La veille, Barack Obama avait tenu à terminer une ronde de golf et à assister à une réception offerte par un riche donateur de Martha's Vineyard, une île huppée de la Nouvelle-Angleterre, laissant à un porte-parole le soin de commenter le massacre du Caire au nom de la Maison-Blanche.

Hier, le président a interrompu ses vacances pour réagir pour la première fois en public à la répression sanglante des civils par l'armée. Après avoir condamné «avec force les mesures prises par le gouvernement intérimaire égyptien», il a annoncé l'annulation de manoeuvres militaires conjointes avec l'Égypte prévues le mois prochain.

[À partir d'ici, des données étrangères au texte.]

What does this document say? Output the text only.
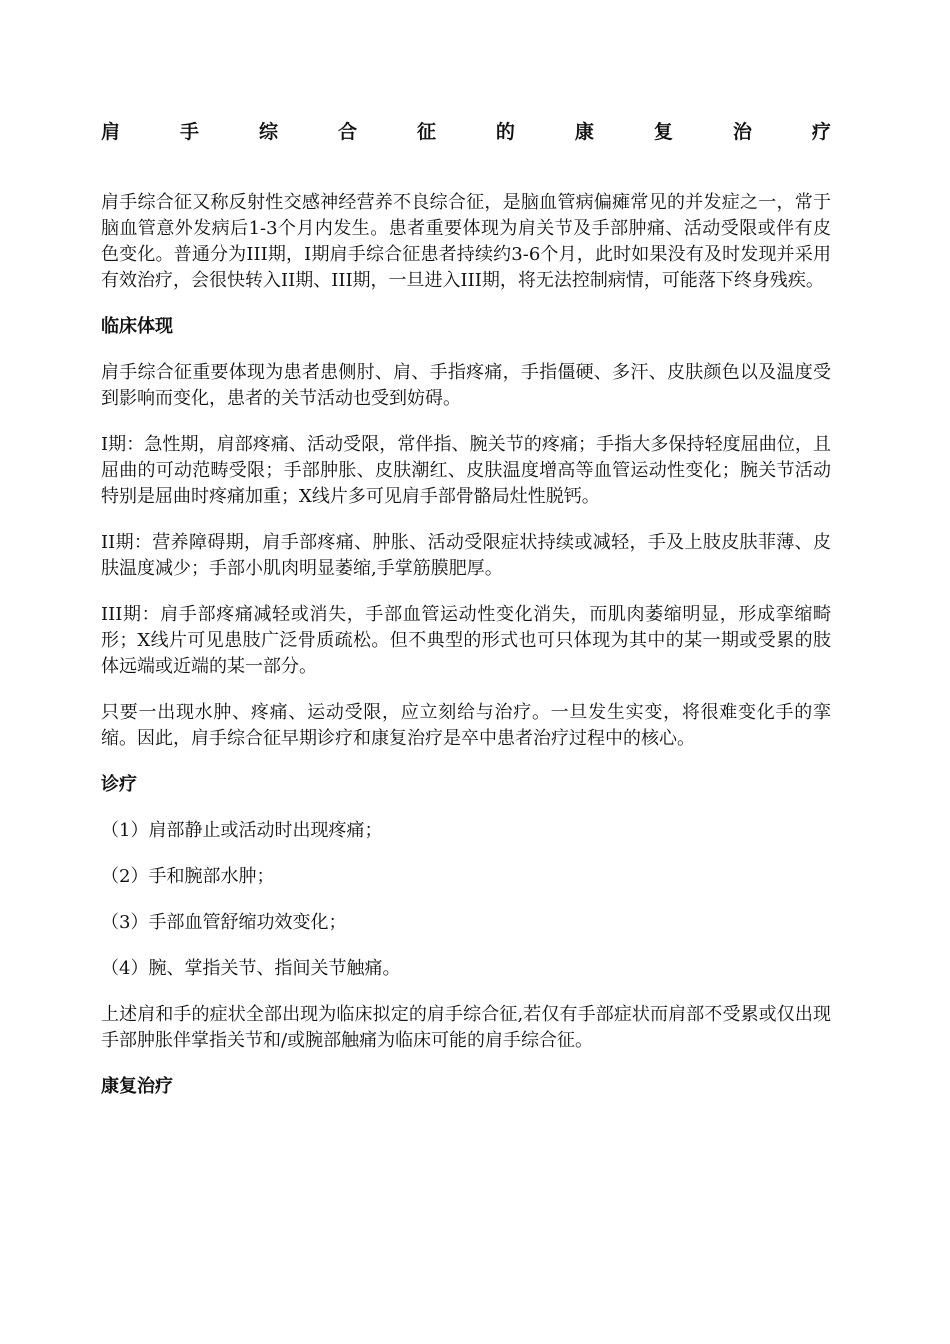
肩	手	综	合	征	的	康	复	治	疗

肩手综合征又称反射性交感神经营养不良综合征，是脑血管病偏瘫常见的并发症之一，常于脑血管意外发病后1-3个月内发生。患者重要体现为肩关节及手部肿痛、活动受限或伴有皮色变化。普通分为III期，I期肩手综合征患者持续约3-6个月，此时如果没有及时发现并采用有效治疗，会很快转入II期、III期，一旦进入III期，将无法控制病情，可能落下终身残疾。

临床体现

肩手综合征重要体现为患者患侧肘、肩、手指疼痛，手指僵硬、多汗、皮肤颜色以及温度受到影响而变化，患者的关节活动也受到妨碍。

I期：急性期，肩部疼痛、活动受限，常伴指、腕关节的疼痛；手指大多保持轻度屈曲位，且屈曲的可动范畴受限；手部肿胀、皮肤潮红、皮肤温度增高等血管运动性变化；腕关节活动特别是屈曲时疼痛加重；X线片多可见肩手部骨骼局灶性脱钙。

II期：营养障碍期，肩手部疼痛、肿胀、活动受限症状持续或减轻，手及上肢皮肤菲薄、皮肤温度减少；手部小肌肉明显萎缩,手掌筋膜肥厚。

III期：肩手部疼痛减轻或消失，手部血管运动性变化消失，而肌肉萎缩明显，形成挛缩畸形；X线片可见患肢广泛骨质疏松。但不典型的形式也可只体现为其中的某一期或受累的肢体远端或近端的某一部分。

只要一出现水肿、疼痛、运动受限，应立刻给与治疗。一旦发生实变，将很难变化手的挛缩。因此，肩手综合征早期诊疗和康复治疗是卒中患者治疗过程中的核心。

诊疗
（1）肩部静止或活动时出现疼痛；
（2）手和腕部水肿；
（3）手部血管舒缩功效变化；
（4）腕、掌指关节、指间关节触痛。

上述肩和手的症状全部出现为临床拟定的肩手综合征,若仅有手部症状而肩部不受累或仅出现手部肿胀伴掌指关节和/或腕部触痛为临床可能的肩手综合征。

康复治疗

«Si nous souhaitons maintenir notre relation avec l'Égypte, notre coopération habituelle ne peut continuer comme si de rien n'était lorsque des civils sont tués dans les rues et que les droits régressent» a dit le président.

Trop peu, trop tard, ont répondu les critiques de sa politique égyptienne.

«Je pense que l'administration évite de faire face aux vraies questions. Il est temps de suspendre l'aide financière à l'Égypte», a déclaré à La Presse Thomas Carothers, spécialiste de la politique étrangère des États-Unis au centre de réflexion Carnegie Endowment for International Peace.

«L'argument selon lequel nous ne voulons pas perdre notre influence auprès de l'armée égyptienne ne tient plus. Les militaires font ce qu'ils veulent», a-t-il ajouté.

Les pages éditoriales du New York Times et du Washington Post ont exprimé la même opinion hier. Le Post a même accusé l'administration Obama d'être «complice» des violences en Égypte.

Dans sa déclaration à Martha's Vineyard, le président Obama n'a pas exclu la possibilité de prendre des «mesures supplémentaires» contre le gouvernement intérimaire égyptien. Selon Thomas Carothers, il pourrait se résoudre «dans les prochains jours» à suspendre l'aide financière des États-Unis à l'Égypte, qui s'élève à 1,55 milliard de dollars par année, dont 1,3 milliard sont destinés à l'armée.

«Mais il aura l'air d'avoir été contraint par les événements», a précisé l'expert de la fondation Carnegie.

Les États-Unis ont refusé jusqu'ici d'employer les mots «coup d'État» pour parler de l'action qui a mené au renversement du président Mohamed Morsi par l'armée égyptienne. Une telle désignation aurait forcé l'administration américaine à suspendre son aide à l'Égypte.

Le président Obama n'a pas ménagé le gouvernement du président déchu, lui reprochant de ne pas avoir été «inclusif» et respectueux des «points de vue de tous les Égyptiens». Mais le gouvernement intérimaire n'est pas mieux, a-t-il précisé.

«Les Égyptiens méritent mieux que ce à quoi nous avons assisté ces derniers jours», a conclu M. Obama.